The Frankel court correctly recognized that medical literature that does not disprove an expert’s opinion cannot be exclusively relied upon to prelude an expert under Rule 5-702. But it invited some confusion when it briefly addressed the inadmissibility at trial of learned treatises that are not sponsored by an expert. That is not part of the Rule 5-702 inquiry. But one should be prepared to see practitioners arguing incorrectly that, under Frankel, authoritative, peer-reviewed literature accompanying a meritorious Rule 5-702 motion should be disregarded if not supported by an expert affidavit. No such rule exists.
[i] Frankel v. Deane, ___ Md. ___, 281 A.3d 692 (2022).
[ii] Rochkind v.

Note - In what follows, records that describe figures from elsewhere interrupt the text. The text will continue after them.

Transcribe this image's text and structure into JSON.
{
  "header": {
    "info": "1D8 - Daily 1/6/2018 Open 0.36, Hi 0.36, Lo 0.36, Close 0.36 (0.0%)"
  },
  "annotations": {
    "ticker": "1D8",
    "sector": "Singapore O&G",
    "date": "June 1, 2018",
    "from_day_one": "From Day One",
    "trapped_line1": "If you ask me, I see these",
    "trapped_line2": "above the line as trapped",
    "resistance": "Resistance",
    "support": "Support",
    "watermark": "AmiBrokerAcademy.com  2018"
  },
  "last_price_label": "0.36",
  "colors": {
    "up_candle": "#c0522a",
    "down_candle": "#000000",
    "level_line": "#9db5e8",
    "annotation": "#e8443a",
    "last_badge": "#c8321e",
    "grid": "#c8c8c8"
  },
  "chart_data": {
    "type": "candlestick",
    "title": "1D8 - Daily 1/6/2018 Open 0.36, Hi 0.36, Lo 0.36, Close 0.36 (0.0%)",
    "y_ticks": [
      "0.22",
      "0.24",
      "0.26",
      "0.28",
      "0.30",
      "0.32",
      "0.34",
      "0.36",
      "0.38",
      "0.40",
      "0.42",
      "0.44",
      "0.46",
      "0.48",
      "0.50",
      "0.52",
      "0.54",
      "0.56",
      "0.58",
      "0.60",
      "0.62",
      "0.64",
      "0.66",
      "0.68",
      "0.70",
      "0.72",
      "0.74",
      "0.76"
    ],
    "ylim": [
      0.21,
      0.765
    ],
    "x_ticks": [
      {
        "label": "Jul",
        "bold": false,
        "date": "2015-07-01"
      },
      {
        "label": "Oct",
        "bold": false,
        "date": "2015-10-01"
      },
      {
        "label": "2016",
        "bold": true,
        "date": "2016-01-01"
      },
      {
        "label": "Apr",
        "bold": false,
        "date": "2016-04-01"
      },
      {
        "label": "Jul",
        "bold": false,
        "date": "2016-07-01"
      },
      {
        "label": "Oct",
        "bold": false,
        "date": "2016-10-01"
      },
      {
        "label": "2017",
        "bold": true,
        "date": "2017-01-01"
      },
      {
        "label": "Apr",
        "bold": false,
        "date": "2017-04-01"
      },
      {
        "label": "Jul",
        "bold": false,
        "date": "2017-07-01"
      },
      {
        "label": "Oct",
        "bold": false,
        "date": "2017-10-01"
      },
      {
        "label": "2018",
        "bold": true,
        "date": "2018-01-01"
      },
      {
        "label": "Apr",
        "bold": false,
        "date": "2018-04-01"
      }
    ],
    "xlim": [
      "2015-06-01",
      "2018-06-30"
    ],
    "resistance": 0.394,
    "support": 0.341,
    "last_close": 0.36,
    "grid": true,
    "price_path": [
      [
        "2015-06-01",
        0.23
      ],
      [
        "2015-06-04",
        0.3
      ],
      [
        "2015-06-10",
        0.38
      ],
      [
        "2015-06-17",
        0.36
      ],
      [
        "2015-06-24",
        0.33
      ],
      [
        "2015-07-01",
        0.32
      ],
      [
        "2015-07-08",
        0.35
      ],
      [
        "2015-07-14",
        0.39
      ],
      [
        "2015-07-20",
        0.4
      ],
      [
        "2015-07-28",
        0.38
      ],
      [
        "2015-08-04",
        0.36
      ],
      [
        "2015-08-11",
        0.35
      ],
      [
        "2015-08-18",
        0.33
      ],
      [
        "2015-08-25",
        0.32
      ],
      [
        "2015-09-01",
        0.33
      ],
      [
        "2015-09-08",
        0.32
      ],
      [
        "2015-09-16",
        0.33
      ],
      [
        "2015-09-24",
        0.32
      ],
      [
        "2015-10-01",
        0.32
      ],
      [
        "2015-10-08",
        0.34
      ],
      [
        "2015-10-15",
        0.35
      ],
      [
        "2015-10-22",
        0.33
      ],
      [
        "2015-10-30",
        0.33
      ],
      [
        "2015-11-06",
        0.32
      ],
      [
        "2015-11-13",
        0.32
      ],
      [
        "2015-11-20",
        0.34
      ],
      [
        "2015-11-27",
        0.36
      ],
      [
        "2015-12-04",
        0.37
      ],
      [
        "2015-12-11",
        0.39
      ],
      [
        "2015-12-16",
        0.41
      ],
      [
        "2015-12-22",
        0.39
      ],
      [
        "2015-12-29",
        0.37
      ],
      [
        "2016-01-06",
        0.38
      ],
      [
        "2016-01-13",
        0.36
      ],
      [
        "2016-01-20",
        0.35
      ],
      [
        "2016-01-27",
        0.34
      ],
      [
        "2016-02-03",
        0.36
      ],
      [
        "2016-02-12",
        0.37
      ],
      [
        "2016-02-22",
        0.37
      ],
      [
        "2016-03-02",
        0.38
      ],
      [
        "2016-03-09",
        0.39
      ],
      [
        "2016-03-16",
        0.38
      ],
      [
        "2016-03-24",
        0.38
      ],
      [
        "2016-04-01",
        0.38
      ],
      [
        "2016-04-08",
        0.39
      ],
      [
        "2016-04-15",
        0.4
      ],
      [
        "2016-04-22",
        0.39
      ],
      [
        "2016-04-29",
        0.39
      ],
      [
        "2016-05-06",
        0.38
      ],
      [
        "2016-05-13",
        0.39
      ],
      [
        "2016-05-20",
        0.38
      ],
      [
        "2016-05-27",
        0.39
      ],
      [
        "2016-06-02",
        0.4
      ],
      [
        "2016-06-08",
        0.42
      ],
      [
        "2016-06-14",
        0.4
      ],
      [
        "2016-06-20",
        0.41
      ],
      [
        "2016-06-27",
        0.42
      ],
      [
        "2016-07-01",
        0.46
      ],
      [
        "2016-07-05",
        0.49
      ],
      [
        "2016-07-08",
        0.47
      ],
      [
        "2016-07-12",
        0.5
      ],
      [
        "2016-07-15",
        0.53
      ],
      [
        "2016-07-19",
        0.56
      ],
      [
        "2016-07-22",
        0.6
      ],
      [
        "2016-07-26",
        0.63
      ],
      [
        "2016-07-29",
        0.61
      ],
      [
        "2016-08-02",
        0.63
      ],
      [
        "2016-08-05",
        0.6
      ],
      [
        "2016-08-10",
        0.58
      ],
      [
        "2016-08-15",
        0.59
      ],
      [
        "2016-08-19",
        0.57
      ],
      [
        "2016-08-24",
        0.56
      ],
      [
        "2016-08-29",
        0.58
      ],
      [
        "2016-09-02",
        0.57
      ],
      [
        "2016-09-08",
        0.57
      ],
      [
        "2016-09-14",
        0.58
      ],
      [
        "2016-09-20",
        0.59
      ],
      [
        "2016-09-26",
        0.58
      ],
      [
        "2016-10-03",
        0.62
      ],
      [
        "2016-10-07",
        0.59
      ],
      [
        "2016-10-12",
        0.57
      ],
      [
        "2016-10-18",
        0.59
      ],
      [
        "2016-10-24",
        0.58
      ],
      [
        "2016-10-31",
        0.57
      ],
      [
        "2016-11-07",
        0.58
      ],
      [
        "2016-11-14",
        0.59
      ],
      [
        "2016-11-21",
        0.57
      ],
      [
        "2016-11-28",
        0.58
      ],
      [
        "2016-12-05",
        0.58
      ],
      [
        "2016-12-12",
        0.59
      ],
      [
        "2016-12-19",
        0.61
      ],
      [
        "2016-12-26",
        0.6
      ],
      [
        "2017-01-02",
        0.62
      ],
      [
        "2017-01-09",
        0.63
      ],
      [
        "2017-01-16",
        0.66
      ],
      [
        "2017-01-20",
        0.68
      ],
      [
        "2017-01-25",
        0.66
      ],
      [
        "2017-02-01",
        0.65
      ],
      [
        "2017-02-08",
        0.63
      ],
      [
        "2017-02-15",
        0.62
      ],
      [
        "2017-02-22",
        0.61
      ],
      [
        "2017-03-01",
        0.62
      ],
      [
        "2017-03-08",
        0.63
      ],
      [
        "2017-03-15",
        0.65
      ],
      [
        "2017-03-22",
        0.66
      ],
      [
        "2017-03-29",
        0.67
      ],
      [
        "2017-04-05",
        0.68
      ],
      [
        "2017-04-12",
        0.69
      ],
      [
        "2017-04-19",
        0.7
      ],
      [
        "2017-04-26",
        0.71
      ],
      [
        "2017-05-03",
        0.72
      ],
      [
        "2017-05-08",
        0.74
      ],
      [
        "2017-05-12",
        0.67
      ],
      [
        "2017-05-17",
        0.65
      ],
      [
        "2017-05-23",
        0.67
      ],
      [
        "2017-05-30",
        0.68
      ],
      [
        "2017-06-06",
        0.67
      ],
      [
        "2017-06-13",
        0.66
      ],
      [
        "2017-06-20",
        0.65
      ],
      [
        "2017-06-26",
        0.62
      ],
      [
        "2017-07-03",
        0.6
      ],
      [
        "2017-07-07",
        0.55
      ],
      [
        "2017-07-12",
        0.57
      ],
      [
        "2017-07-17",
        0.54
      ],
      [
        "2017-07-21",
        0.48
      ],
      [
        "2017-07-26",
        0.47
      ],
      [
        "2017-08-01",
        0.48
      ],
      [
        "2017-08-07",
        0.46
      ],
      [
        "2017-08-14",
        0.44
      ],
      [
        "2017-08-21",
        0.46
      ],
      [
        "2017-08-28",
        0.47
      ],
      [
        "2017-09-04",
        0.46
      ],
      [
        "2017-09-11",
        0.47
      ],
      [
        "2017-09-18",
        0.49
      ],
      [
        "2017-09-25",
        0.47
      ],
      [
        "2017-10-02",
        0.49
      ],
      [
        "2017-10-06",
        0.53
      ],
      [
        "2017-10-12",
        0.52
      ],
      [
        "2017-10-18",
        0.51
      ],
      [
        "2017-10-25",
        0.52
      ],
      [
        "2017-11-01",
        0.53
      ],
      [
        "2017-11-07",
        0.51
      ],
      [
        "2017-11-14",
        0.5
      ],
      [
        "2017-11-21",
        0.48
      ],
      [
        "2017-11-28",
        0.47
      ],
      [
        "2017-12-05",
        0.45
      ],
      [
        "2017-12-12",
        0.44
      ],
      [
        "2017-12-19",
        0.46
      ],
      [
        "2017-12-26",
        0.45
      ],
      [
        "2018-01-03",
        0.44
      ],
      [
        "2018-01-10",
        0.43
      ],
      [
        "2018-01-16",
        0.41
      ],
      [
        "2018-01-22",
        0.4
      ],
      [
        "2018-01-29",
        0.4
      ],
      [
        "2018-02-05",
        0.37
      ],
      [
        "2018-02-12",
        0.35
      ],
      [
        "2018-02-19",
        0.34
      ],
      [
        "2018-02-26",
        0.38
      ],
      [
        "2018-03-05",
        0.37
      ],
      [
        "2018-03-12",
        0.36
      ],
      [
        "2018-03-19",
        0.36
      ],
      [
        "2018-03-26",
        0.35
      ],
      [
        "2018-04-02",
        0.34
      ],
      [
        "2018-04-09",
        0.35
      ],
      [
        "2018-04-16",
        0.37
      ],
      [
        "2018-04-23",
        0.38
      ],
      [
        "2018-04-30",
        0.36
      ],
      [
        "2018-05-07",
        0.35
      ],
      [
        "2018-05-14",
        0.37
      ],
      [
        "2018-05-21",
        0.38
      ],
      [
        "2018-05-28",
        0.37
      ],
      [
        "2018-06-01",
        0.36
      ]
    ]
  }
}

Stevenson, 471 Md. 1, 236 A.3d 630 (2020).
[iii] See State v. Matthews, 479 Md. 278, 322 (2022)
[iv] Deane v. S. Md. Oral & Maxillofacial Surgery, P.A., No. 0218, 2021 Md. App. LEXIS 715 (Aug. 11, 2021), vacated sub nom. Frankel v. Deane, 281 A.3d 692 (Md. 2022).
[v] Frankel, 281 A.3d at 705.
[vii] See id. at 698-99.
[viii] Id. at 710 (emphasis added).
[ix] Id. at 707.
[x] Id. (citing Maryland Evidence Handbook § 813 and Md. R. 5-803(b)(18)).